Sean Spicer, secretário de imprensa do governo Trump, afirmou em coletiva que a cerimônia de posse fora "fora a maior audiência de todos os tempos, presencialmente e em todo o mundo, ponto final". Um jornalista da NBC disse que em 2009, nas fotos, o público parecia maior. Spicer então disse que essa "confusão" ocorria porque o novo piso branco que revestia o National Mall tinha o efeito de "destacar àreas onde as pessoas não estavam, ao passo que nas posses anteriores, a grama eliminou esse visual".
No dia seguinte, com a polêmica ainda tomando conta do noticiário norte-americano, a assessora do presidente Kellyanne Conway disse no jornalístico "Meet The Press", da NBC, que havia uma explicação perfeitamente razoável para o imbróglio.

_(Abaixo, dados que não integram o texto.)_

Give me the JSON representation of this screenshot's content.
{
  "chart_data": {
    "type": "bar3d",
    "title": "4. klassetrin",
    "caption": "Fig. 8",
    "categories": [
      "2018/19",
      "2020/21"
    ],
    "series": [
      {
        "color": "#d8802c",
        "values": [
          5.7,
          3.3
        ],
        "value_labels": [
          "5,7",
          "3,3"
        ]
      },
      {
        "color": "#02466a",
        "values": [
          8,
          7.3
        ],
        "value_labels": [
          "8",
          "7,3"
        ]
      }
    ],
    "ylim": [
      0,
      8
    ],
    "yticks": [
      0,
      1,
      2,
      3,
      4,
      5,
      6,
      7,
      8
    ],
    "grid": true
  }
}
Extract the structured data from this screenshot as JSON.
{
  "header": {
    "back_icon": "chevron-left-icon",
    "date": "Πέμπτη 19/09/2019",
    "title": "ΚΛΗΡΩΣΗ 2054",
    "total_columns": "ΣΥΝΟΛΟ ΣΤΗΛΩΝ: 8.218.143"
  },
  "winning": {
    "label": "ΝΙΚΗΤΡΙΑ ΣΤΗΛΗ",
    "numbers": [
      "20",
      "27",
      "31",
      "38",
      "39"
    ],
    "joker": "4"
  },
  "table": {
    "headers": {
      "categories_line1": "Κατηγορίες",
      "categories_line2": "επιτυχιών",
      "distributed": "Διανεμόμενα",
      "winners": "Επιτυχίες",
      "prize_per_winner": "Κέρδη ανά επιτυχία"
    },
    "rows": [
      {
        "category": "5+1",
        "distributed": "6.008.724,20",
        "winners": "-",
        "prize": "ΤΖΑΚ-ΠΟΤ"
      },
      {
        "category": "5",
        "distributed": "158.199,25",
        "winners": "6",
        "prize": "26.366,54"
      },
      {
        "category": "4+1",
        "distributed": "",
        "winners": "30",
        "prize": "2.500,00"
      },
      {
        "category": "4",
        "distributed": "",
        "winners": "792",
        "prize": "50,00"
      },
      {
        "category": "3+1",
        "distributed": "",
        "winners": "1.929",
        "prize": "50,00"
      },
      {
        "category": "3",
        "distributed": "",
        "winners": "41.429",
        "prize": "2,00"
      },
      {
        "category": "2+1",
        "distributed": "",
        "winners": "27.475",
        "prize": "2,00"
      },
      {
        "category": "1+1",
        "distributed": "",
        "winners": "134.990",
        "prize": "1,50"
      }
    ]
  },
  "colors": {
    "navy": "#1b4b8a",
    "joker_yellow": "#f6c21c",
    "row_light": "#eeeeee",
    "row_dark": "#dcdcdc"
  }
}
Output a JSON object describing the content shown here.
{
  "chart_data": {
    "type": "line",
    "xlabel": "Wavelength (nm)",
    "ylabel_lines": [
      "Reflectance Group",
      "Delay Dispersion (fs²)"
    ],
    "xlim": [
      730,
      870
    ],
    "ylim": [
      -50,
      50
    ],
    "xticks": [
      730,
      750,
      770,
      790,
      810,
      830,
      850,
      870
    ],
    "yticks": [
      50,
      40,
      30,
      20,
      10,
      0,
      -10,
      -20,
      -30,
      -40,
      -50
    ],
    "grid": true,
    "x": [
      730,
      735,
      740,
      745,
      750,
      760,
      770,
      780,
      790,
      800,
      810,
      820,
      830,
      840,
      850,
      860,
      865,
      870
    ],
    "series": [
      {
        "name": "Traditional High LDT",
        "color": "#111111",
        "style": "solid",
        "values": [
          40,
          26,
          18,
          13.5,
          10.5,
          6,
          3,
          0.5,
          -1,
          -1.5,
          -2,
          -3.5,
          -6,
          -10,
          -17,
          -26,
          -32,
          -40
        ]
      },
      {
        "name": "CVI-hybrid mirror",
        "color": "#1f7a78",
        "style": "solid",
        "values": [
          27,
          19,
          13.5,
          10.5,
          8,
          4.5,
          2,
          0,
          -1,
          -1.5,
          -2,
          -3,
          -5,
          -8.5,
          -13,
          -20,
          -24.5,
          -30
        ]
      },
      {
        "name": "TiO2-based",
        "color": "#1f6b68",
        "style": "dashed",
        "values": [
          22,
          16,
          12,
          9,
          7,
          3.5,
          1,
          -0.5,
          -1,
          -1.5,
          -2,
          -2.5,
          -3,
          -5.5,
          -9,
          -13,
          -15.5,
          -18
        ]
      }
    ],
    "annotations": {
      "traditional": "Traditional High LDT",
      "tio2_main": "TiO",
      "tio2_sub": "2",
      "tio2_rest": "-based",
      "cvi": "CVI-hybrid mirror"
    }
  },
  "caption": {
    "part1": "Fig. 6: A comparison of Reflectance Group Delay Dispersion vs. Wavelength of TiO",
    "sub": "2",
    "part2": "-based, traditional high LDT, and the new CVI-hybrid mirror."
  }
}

Ao âncora Chuck Todd disse: "Não seja tão radical em relação a isso, Chuck. Você está dizendo que é uma mentira [...], Sean Spicer, nosso secretário de imprensa, apresentou fatos alternativos a isso".
Segundo os cálculos de D`Ancona, nessa curta declaração, a alta funcionária da Casa Branca não só reconhece a alvorada da era da pós-verdade, como a adota. Escreve o autor: " O jornalista da NBC podia considerar a afirmação de Spicer uma mentira, mas, da perspectiva de Conway, era uma falta de compreensão das novas regras do debate político. Não havia realidade estável e verificável, apenas uma batalha incessante para defini-la ".
Nesse contexto, a pós-verdade pode ser vista como uma subversão popular do dito de Nietzsche de que "não há fatos, apenas interpretações".
Na entrevista a seguir, o jornalita britânico aponta os melhores mecanismos para prevenir e evitar a disseminação de fake news, observa os cuidados a serem adotados pelos brasileiros com as eleições à espreita e vê nas bolhas de informação um mal difícil de ser superado.
iG - Quando podemos estabelecer o começo da era da Pós-Verdade?
Matthew D`Ancona - Podemos afirmar que a era da Pós-verdade se tornou uma realidade efetiva em 2016, quando de fato tudo o que se falou por décadas se tornou um fato com a eleição de Donald Trump. Mas a primeira vez que o termo foi utilizado da forma como conhecemos sua definição hoje foi em 1992, quando o escritor sérvio norte-americano Steve Tesich escreveu um artigo para a revista The Nation falando sobre como a população americana tinha se voltado contra a verdade e começado ela própria a construir novas verdades e teorias conspiratórias depois dos escândalos de Watergate. Ele afirmava que os americanos como um povo livre haviam livremente optado por não aceitar a verdade, de preferir a pós-verdade em seu lugar.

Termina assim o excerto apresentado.